Eucaristía por el Papa emérito Benedicto XVI

Catedral de San Francisco – Miércoles 4 de enero de 2023

“¡Felices los que mueren en el Señor! Sí –dice el Espíritu– de ahora en adelante, ellos pueden descansar de sus fatigas, porque sus obras los acompañan” (Ap 14, 13).

Hacemos nuestra esta hermosa bienaventuranza del vidente del Apocalipsis para despedir al obispo emérito de Roma, quien fuera Papa con el nombre de Benedicto XVI.

Es uno de los que ha muerto en el Señor, como señala con solemnidad el Apocalipsis.

Según los testigos, antes de entrar en la agonía, pronunció su última confesión de fe. Como no podía ser de otra manera, en su lengua materna alcanzó a decir con un hilo de voz: “Jesús, te amo”.

Confesó así, con la simplicidad de un niño, el señorío de Cristo sobre su vida, de la única manera que es posible hacerlo: como una experiencia honda de amor que toca y determina la propia vida.

Amor recibido que se vuelve amor devuelto en la hora postrera.

Joseph Ratzinger/Benedicto XVI vivió en primera persona aquel diálogo de amor entre Simón Pedro y Jesús resucitado a orillas del mar y después de la pesca milagrosa.

También allí se escucharon palabras de amor: “Simón, hijo de Juan, ¿me amas más que estos?… Señor, tú lo sabes todo; sabes que te quiero” (Jn 21, 15.17).

Y el amor dio paso a la misión, alcanzando la dimensión honda del seguimiento que configura por dentro la vida: Simón Pedro, el pescador quedó atado a su Señor en la vida y en la muerte: “Jesús le dijo: “Apacienta mis ovejas. Te aseguro que cuando eras joven tú mismo te vestías e ibas a donde querías. Pero cuando seas viejo, extenderás tus brazos, y otro te atará y te llevará a donde no quieras… Tú sígueme.” (Jn 21, 17-18.22).
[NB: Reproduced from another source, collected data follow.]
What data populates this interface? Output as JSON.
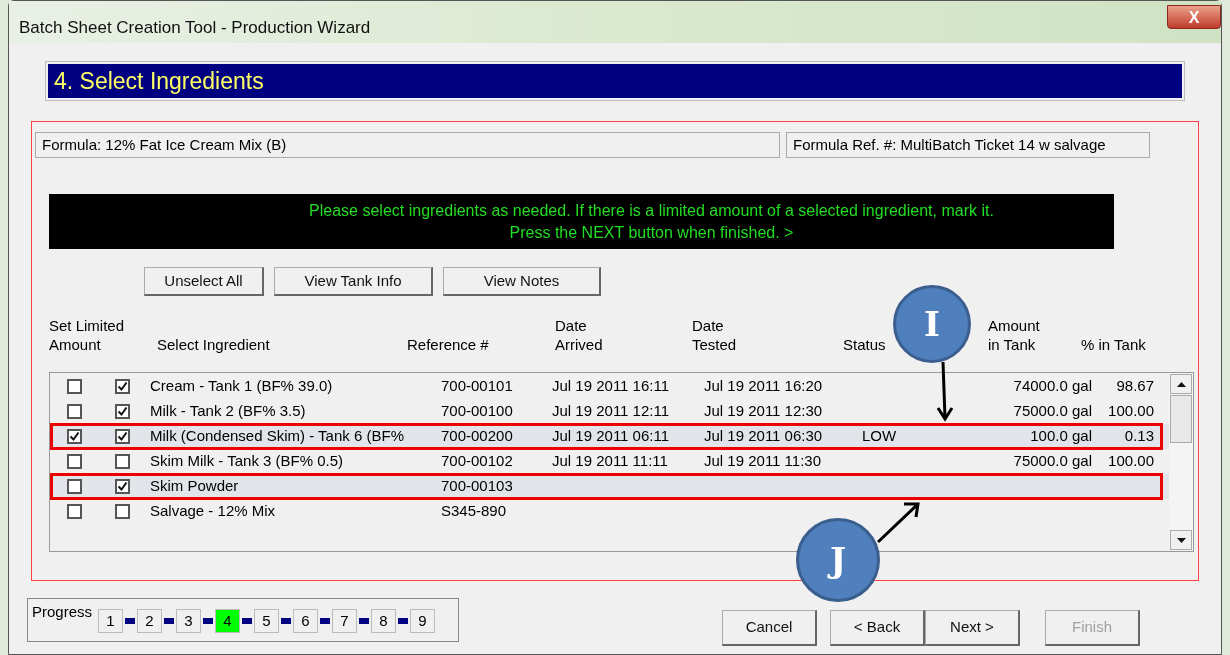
{
  "window": {
    "title": "Batch Sheet Creation Tool - Production Wizard",
    "close": "X"
  },
  "step_title": "4. Select Ingredients",
  "formula": "Formula:  12% Fat Ice Cream Mix (B)",
  "formula_ref": "Formula Ref. #:  MultiBatch Ticket 14 w salvage",
  "message": [
    "Please select ingredients as needed. If there is a limited amount of a selected ingredient, mark it.",
    "Press the NEXT button when finished. >"
  ],
  "toolbar": [
    "Unselect All",
    "View Tank Info",
    "View Notes"
  ],
  "table": {
    "columns": [
      [
        "Set Limited",
        "Amount"
      ],
      [
        "Select Ingredient"
      ],
      [
        "Reference #"
      ],
      [
        "Date",
        "Arrived"
      ],
      [
        "Date",
        "Tested"
      ],
      [
        "Status"
      ],
      [
        "Amount",
        "in Tank"
      ],
      [
        "% in Tank"
      ]
    ],
    "rows": [
      {
        "limited": false,
        "selected": true,
        "highlighted": false,
        "outlined": false,
        "ingredient": "Cream - Tank 1  (BF% 39.0)",
        "reference": "700-00101",
        "arrived": "Jul 19 2011 16:11",
        "tested": "Jul 19 2011 16:20",
        "amount": "74000.0 gal",
        "percent": "98.67"
      },
      {
        "limited": false,
        "selected": true,
        "highlighted": false,
        "outlined": false,
        "ingredient": "Milk - Tank 2  (BF% 3.5)",
        "reference": "700-00100",
        "arrived": "Jul 19 2011 12:11",
        "tested": "Jul 19 2011 12:30",
        "amount": "75000.0 gal",
        "percent": "100.00"
      },
      {
        "limited": true,
        "selected": true,
        "highlighted": true,
        "outlined": true,
        "ingredient": "Milk (Condensed Skim) - Tank 6  (BF%",
        "reference": "700-00200",
        "arrived": "Jul 19 2011 06:11",
        "tested": "Jul 19 2011 06:30",
        "status": "LOW",
        "amount": "100.0 gal",
        "percent": "0.13"
      },
      {
        "limited": false,
        "selected": false,
        "highlighted": false,
        "outlined": false,
        "ingredient": "Skim Milk - Tank 3  (BF% 0.5)",
        "reference": "700-00102",
        "arrived": "Jul 19 2011 11:11",
        "tested": "Jul 19 2011 11:30",
        "amount": "75000.0 gal",
        "percent": "100.00"
      },
      {
        "limited": false,
        "selected": true,
        "highlighted": true,
        "outlined": true,
        "ingredient": "Skim Powder",
        "reference": "700-00103"
      },
      {
        "limited": false,
        "selected": false,
        "highlighted": false,
        "outlined": false,
        "ingredient": "Salvage - 12% Mix",
        "reference": "S345-890"
      }
    ]
  },
  "progress": {
    "label": "Progress",
    "steps": [
      {
        "label": "1",
        "selected": false
      },
      {
        "label": "2",
        "selected": false
      },
      {
        "label": "3",
        "selected": false
      },
      {
        "label": "4",
        "selected": true
      },
      {
        "label": "5",
        "selected": false
      },
      {
        "label": "6",
        "selected": false
      },
      {
        "label": "7",
        "selected": false
      },
      {
        "label": "8",
        "selected": false
      },
      {
        "label": "9",
        "selected": false
      }
    ]
  },
  "buttons": [
    {
      "label": "Cancel",
      "disabled": false
    },
    {
      "label": "< Back",
      "disabled": false
    },
    {
      "label": "Next >",
      "disabled": false
    },
    {
      "label": "Finish",
      "disabled": true
    }
  ],
  "callouts": [
    {
      "label": "I"
    },
    {
      "label": "J"
    }
  ]
}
Por eso, la promesa que Jesús hoy nos hace escuchar de nuevo para alentar nuestra esperanza, se ha cumplido en la vida de su humilde servidor José/Benedicto: “El que quiera servirme que me siga, y donde yo esté, estará también mi servidor. El que quiera servirme, será honrado por mi Padre.” (Jn 12, 26).

Joseph Alois Ratzinger nació un sábado santo, el 16 de abril de 1927. Y, como a él mismo le gustaba recordar, recibió el bautismo con las aguas recién bendecidas en la Vigilia Pascual. Y emprendió la etapa final de su viaje como peregrino durante la octava de Navidad.
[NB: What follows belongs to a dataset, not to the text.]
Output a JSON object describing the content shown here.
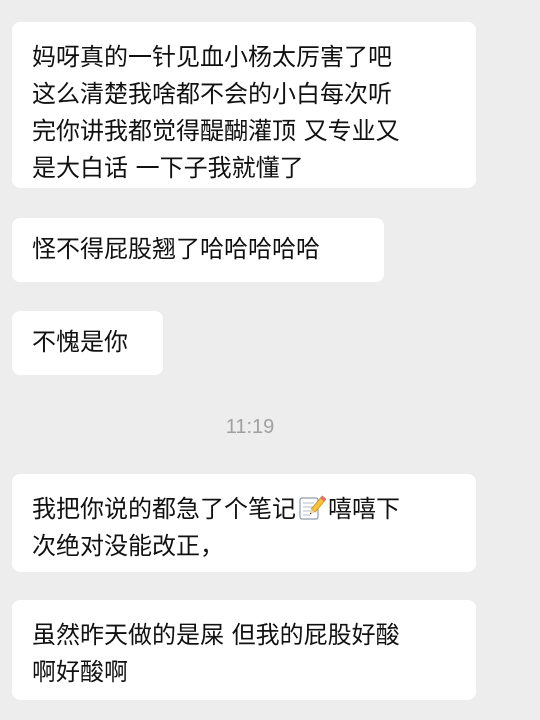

La encarnación y la pascua de Cristo envuelven su vida, su peregrinaje y su misión. Él lo enseñó con erudición académica, pero, sobre todo, lo propuso como un testigo alcanzado por dentro por la luz del amor: solo la amistad con Cristo nos abre las puertas de la vida.

De todas las formas que lo dijo o escribió, elijo aquí unas frases de la homilía del inicio de su ministerio petrino que he vuelto a releer en estas horas y que los invito a saborear. Están dirigidas a los obispos, pero valen para todos nosotros, discípulos misioneros del Evangelio:

Así es, en verdad: nosotros existimos para enseñar Dios a los hombres. Y únicamente donde se ve a Dios, comienza realmente la vida. Sólo cuando encontramos en Cristo al Dios vivo, conocemos lo que es la vida.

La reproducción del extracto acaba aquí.